Artistes en captivité : Les spectacles de dauphins (notamment de grands dauphins et d'orques) ont connu le succes dans les années 1960. Aujourd'hui, plus de 300 parcs dans le monde abritent des mammiferes marins. 90 % des cétacés en captivité sont des delphinidés ; parmi les autres figurent des bélugas et des marsouins. ESTIMATION EN JANVIER 2015. DE NOMBREUX PAYS N'ETABLISSENT PAS DE COMPTABILITE. ALVARO VALINO ET TONY SCHICK. SOURCES : CETA-BASE : ORCA HOME.

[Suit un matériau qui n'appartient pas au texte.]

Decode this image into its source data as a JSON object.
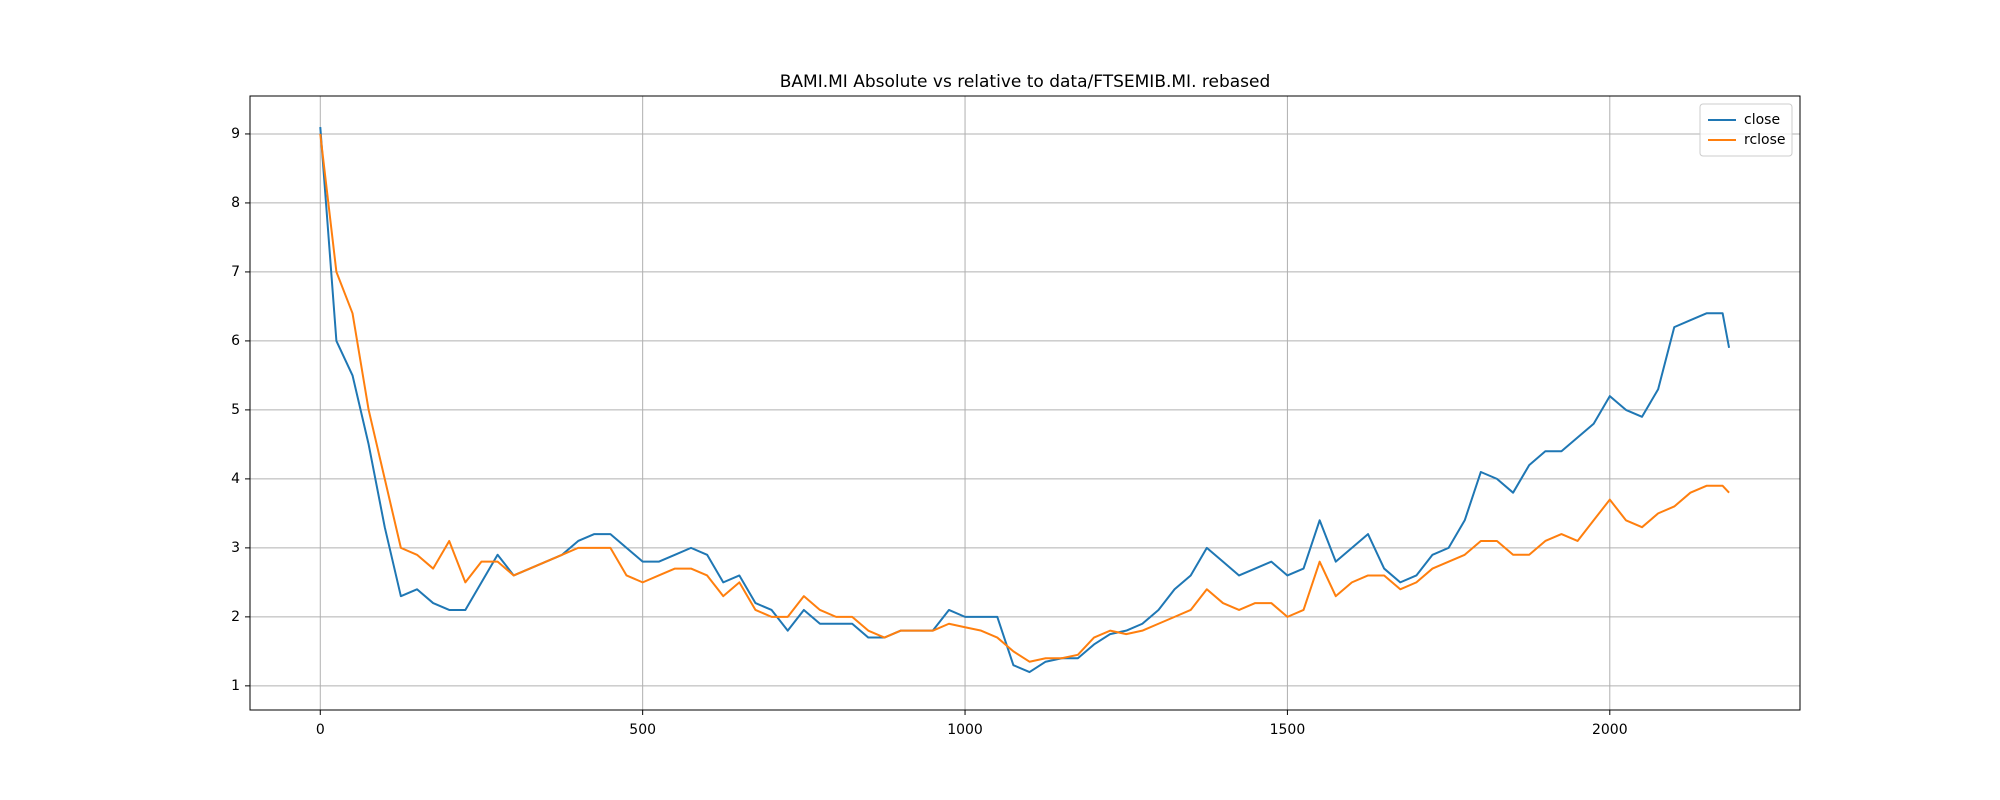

"Un tiers des dauphins en captivité remplissent sans doute les conditions suffisantes pour être remis en liberté", avance Naomi Rose, une biologiste marine de l'Animal Welfare Institute, une ONG américaine qui a conseillé l'Association coréenne de protection des animaux pour les 3 dauphins. Quant à Jeff Foster, il assure qu'il n'aidera plus à attraper des dauphins destinés à des spectacles. Et il estime qu'il est envisageable de relâcher de nombreux delphinidés captifs, dont certaines orques capturées à l'état sauvage. Mais Foster pense toujours que les spectacles d'animaux en captivité, s'ils sont bien réalisés, peuvent aider les humains et les dauphins à établir une relation positive. Des animaux montrés en spectacle dans des bassins : Foster souhaiterait que ce modèle vieillissant, proche du cirque, soit remplacé par des parcs en pleine mer, avec des portails ouverts et des programmes éducatifs et de recherche. "Vous laissez le choix aux animaux et, selon moi, ce serait le compromis le plus heureux. Tom resterait sans doute. Misha, lui, s'en irait". La suite de l'histoire est tout aussi belle. L'année dernière, à la fin du mois de mai, un petit navire de pêche tombe sur un groupe de 60 à 70 grands dauphins de l'océan Indien qui remontent le long de la côte nord de l'île de Cheju. Certains chassent, d'autres jouent. Avec leurs mouvements frénétiques et un peu comiques, des jeunes essaient de suivre leur mère. Tous sont des dauphins sauvages menant leur vie de dauphin sauvage une communauté complexe avec ses habitudes, ses rythmes et ses priorités. Soudain, un dauphin fait surface tout près du bateau, avec un petit « 1 » inscrit sur sa nageoire dorsale. C'est Jedol. Peu après, un « 2 » apparaît : celui de Chunsam. Ces numéros semblent déplacés dans la mêlée sauvage. Mais ils sont la preuve émouvante que les deux dauphins se trouvent très exactement là où ils doivent être dans l'océan sauvage où ils sont nés et où, désormais, ils passeront le reste de leur vie.